В полдень солнце будет жарить так, что от рубки до носа корабля невозможно будет добежать без потерь – по дороге обязательно облезет физиономия, нос очистится, как перезрелый банан, кожа скрутится подобно древесной стружке, – солнце сжигает все живое беспощадно и в первую очередь человека: видать, светило считает двуногого виновным во многих грехах.
Если вечером вода в бухте, давшей им приют на время шторма, была сиреневой, полной нездоровых тропических красок, то сейчас она сияла яркими изумрудными оттенками, – где-то живой изумруд светился сильнее, где-то слабее, раз на раз не приходилось…

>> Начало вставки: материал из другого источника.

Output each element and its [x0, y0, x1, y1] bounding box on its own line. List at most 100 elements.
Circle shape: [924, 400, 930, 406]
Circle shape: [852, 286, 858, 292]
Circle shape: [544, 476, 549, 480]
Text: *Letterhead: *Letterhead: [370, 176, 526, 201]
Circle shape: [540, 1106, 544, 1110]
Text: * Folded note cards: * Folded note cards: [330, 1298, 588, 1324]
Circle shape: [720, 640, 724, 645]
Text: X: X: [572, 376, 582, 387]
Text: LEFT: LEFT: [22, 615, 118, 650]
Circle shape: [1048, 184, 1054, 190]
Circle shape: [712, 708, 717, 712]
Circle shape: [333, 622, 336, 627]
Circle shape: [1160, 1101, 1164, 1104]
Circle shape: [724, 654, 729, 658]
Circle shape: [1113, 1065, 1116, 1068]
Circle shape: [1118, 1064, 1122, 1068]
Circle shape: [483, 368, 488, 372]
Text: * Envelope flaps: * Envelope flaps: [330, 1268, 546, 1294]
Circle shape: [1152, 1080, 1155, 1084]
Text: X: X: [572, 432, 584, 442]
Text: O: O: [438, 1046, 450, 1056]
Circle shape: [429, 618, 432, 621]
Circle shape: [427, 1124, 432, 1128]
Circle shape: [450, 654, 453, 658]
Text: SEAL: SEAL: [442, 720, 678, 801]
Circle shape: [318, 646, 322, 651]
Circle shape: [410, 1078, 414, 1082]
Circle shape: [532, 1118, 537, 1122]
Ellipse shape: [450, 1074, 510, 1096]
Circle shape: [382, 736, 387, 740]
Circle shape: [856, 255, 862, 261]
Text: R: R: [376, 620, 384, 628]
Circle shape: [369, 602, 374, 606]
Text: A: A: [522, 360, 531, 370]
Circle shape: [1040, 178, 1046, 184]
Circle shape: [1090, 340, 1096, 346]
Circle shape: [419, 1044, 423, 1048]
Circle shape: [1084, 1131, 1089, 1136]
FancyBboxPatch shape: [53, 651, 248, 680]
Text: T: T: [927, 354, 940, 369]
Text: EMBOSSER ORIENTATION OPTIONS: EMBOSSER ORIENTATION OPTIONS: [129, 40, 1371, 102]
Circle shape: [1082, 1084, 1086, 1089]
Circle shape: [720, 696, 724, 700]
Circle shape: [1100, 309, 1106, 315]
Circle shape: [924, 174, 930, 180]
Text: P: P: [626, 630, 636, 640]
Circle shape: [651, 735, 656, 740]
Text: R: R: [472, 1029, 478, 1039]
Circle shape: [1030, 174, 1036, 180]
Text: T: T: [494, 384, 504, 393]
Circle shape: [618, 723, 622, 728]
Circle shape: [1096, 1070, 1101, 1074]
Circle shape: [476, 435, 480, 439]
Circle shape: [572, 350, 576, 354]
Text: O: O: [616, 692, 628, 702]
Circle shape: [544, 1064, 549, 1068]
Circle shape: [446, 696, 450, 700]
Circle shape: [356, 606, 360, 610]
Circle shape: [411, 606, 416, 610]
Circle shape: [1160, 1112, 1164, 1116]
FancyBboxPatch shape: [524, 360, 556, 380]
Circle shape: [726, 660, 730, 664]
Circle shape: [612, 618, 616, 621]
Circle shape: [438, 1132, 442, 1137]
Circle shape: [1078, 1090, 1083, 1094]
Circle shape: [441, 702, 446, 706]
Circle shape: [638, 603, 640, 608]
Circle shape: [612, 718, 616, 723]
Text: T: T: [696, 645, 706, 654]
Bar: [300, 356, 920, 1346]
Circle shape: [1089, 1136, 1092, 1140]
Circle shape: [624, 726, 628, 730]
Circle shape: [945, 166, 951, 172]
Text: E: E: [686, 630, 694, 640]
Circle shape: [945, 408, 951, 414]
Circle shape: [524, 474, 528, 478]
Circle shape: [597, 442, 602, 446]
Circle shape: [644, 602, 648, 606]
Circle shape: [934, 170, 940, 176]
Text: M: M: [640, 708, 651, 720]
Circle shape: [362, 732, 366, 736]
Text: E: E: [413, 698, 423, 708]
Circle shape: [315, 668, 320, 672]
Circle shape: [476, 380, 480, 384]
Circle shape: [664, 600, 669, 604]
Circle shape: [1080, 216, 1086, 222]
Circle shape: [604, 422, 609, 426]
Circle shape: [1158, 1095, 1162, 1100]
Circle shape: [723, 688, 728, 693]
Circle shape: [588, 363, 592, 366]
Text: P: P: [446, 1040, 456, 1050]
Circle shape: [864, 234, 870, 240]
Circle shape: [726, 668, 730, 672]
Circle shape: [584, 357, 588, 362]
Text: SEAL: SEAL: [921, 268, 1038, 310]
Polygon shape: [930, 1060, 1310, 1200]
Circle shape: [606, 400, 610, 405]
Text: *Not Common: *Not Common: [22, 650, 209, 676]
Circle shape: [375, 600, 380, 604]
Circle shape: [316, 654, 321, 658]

Берег с низкими, придавленными жарой домами был прозрачен, неровно подрагивал в струящихся парах воздуха, жил своей скрытной жизнью, – не было видно ни одного человека, все попрятались в тень, сидели под крышами, да в тени деревьев.
Громоздкий рефрижератор неуклюже развернулся, – бухта для него была маловата, опасно узка, но старый капитан, спокойно попыхивая трубкой, стоял рядом с рулевым матросом и подавал негромкие уверенные команды, он эту бухту знал – приходилось и раньше пережидать здесь штормы…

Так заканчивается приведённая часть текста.